His choice to return resulted in back-to-back league championships for the program in 2004 and 2005.

Jackson leaves one of the strongest legacies of any coach at the high school.

``He has developed a program that is the envy of schools around the state,'' said Mercer Island High School athletic director and WIAA president Craig Olson. ``He has had an awesome career.''

Six 3A KingCo wrestling titles, while coaching multiple boys to state championships is just a few of his statistical achievements. But coaching was never about championships, for Jackson, who was named ``a coach that makes a difference,'' by a local TV sports program this season.

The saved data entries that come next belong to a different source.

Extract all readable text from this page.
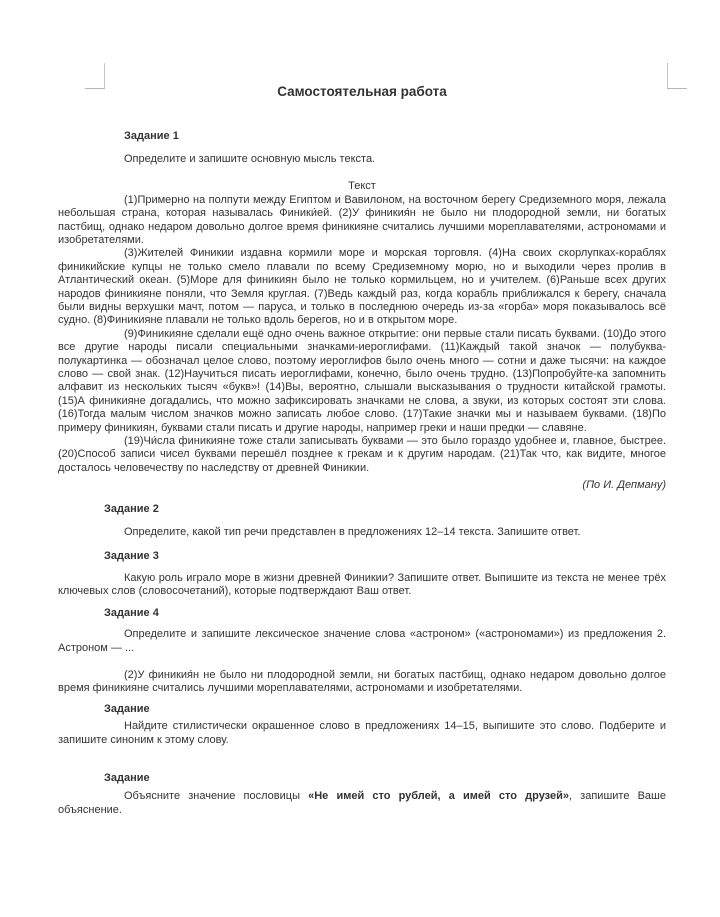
Самостоятельная работа

Задание 1

Определите и запишите основную мысль текста.

Текст

(1)Примерно на полпути между Египтом и Вавилоном, на восточном берегу Средиземного моря, лежала небольшая страна, которая называлась Финики́ей. (2)У финикия́н не было ни плодородной земли, ни богатых пастбищ, однако недаром довольно долгое время финикияне считались лучшими мореплавателями, астрономами и изобретателями.

(3)Жителей Финикии издавна кормили море и морская торговля. (4)На своих скорлупках-кораблях финикийские купцы не только смело плавали по всему Средиземному морю, но и выходили через пролив в Атлантический океан. (5)Море для финикиян было не только кормильцем, но и учителем. (6)Раньше всех других народов финикияне поняли, что Земля круглая. (7)Ведь каждый раз, когда корабль приближался к берегу, сначала были видны верхушки мачт, потом — паруса, и только в последнюю очередь из-за «горба» моря показывалось всё судно. (8)Финикияне плавали не только вдоль берегов, но и в открытом море.

(9)Финикияне сделали ещё одно очень важное открытие: они первые стали писать буквами. (10)До этого все другие народы писали специальными значками-иероглифами. (11)Каждый такой значок — полубуква-полукартинка — обозначал целое слово, поэтому иероглифов было очень много — сотни и даже тысячи: на каждое слово — свой знак. (12)Научиться писать иероглифами, конечно, было очень трудно. (13)Попробуйте-ка запомнить алфавит из нескольких тысяч «букв»! (14)Вы, вероятно, слышали высказывания о трудности китайской грамоты. (15)А финикияне догадались, что можно зафиксировать значками не слова, а звуки, из которых состоят эти слова. (16)Тогда малым числом значков можно записать любое слово. (17)Такие значки мы и называем буквами. (18)По примеру финикиян, буквами стали писать и другие народы, например греки и наши предки — славяне.

(19)Чи́сла финикияне тоже стали записывать буквами — это было гораздо удобнее и, главное, быстрее. (20)Способ записи чисел буквами перешёл позднее к грекам и к другим народам. (21)Так что, как видите, многое досталось человечеству по наследству от древней Финикии.

(По И. Депману)

Задание 2

Определите, какой тип речи представлен в предложениях 12–14 текста. Запишите ответ.

Задание 3

Какую роль играло море в жизни древней Финикии? Запишите ответ. Выпишите из текста не менее трёх ключевых слов (словосочетаний), которые подтверждают Ваш ответ.

Задание 4

Определите и запишите лексическое значение слова «астроном» («астрономами») из предложения 2. Астроном — ...

(2)У финикия́н не было ни плодородной земли, ни богатых пастбищ, однако недаром довольно долгое время финикияне считались лучшими мореплавателями, астрономами и изобретателями.

Задание

Найдите стилистически окрашенное слово в предложениях 14–15, выпишите это слово. Подберите и запишите синоним к этому слову.

Задание

Объясните значение пословицы «Не имей сто рублей, а имей сто друзей», запишите Ваше объяснение.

``Mercer Island has never been a wrestling hotbed, but I never thought about leaving,'' said Jackson. ``I couldn't think about coaching against my kids here on the Island.''

That loyalty to Mercer Island, and more importantly the loyalty to the wrestlers on his team, was the backbone of championships.

``I look back and he has taken some kids, who quite frankly had some problems, and he worked with them,'' said Olson. ``I think he was the reason they graduated.''

Brad Rorem had the oppertunity to be coached by Jackson as a student at Mercer Island High School and to be an assistant coach the past two seasons.

``He is intensely competative,'' said Rorem. ``But his competative personality never interferred with his appreciation for the individual and his love for the kids.''

The program is more of a family, as former wrestlers often come back to help with present-day teams.

``I think the thing I love the most is my relationship with the kids, particularly after wrestling,'' said Jackson. ``I like watching them go on to achieve great things.''

Jackson's legacy rivals that of his two friends and fellow coaches at the high school, Ed Pepple (basketball) and Dick Nicholl (football). Jackson was also the Mercer Island High School football team's defensive coordinator under Nicholl from 1977-1999.